Being placed in stress positions, subjected to white noise, sleep deprivation and deprivation of food and water, along with beatings and death threats, and the placing of hoods over their heads has been found to lack the proper criteria of ‘proper torture’.

Despite official British and Irish declassified documents detailing a history of British governments refusal to outlaw Northern Ireland’s largest loyalist gang during the Troubles, while engaging in mass sectarian screening and internment which almost exclusively targeted the nationalist communities, the idea that the British Army would torture men proved too far fetched for the ECHR.

“The British government aided and abetted loyalist paramilitaries… but you don’t think… good God, you don’t think they’d have it in them to let their army act with impunity and torture innocent people, do you?” queried one legal expert who sided with the ECHR on their decision to deny the so-called ‘Hooded Men’ any justice, but was now beginning to have his doubts.

14 Catholic men in Northern Ireland, otherwise known under British law as British citizens, were detained without charge in 1971 as part of a policy of internment and tortured by the British Army whose job, among other things, was to protect British citizens.

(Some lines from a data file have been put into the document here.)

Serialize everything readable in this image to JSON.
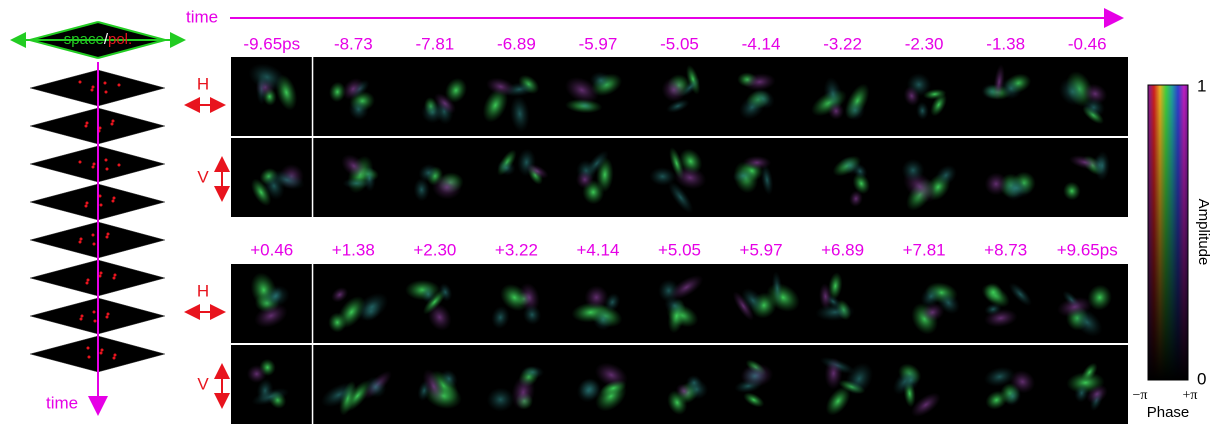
{
  "header": {
    "time_label": "time"
  },
  "stack": {
    "title_space": "space",
    "title_sep": "/",
    "title_pol": "pol.",
    "time_label": "time"
  },
  "rows": [
    {
      "times": [
        "-9.65ps",
        "-8.73",
        "-7.81",
        "-6.89",
        "-5.97",
        "-5.05",
        "-4.14",
        "-3.22",
        "-2.30",
        "-1.38",
        "-0.46"
      ],
      "h_label": "H",
      "v_label": "V"
    },
    {
      "times": [
        "+0.46",
        "+1.38",
        "+2.30",
        "+3.22",
        "+4.14",
        "+5.05",
        "+5.97",
        "+6.89",
        "+7.81",
        "+8.73",
        "+9.65ps"
      ],
      "h_label": "H",
      "v_label": "V"
    }
  ],
  "colorbar": {
    "max_label": "1",
    "min_label": "0",
    "phase_min": "−π",
    "phase_max": "+π",
    "phase_title": "Phase",
    "amplitude_title": "Amplitude"
  }
}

The original 1978 ruling by the ECHR, appealed by the Irish government, states that the British government simply treated these people inhumanely, but didn’t go as far as torture, which will be of huge relief to the group of men once they are told the news while also making them feel slightly silly for spending over 40 years searching for justice.

“Dangling men with hoods over their heads out of a helicopter and telling them they are about to be thrown to their deaths from high in the air, only to drop a few feet down to the ground. I mean that’s bad, but is that torture? Oh wait, it is? Shit, I think we might have fucked this one up, we thought it was just bit of banter,” remarked one judge who ruled on the case.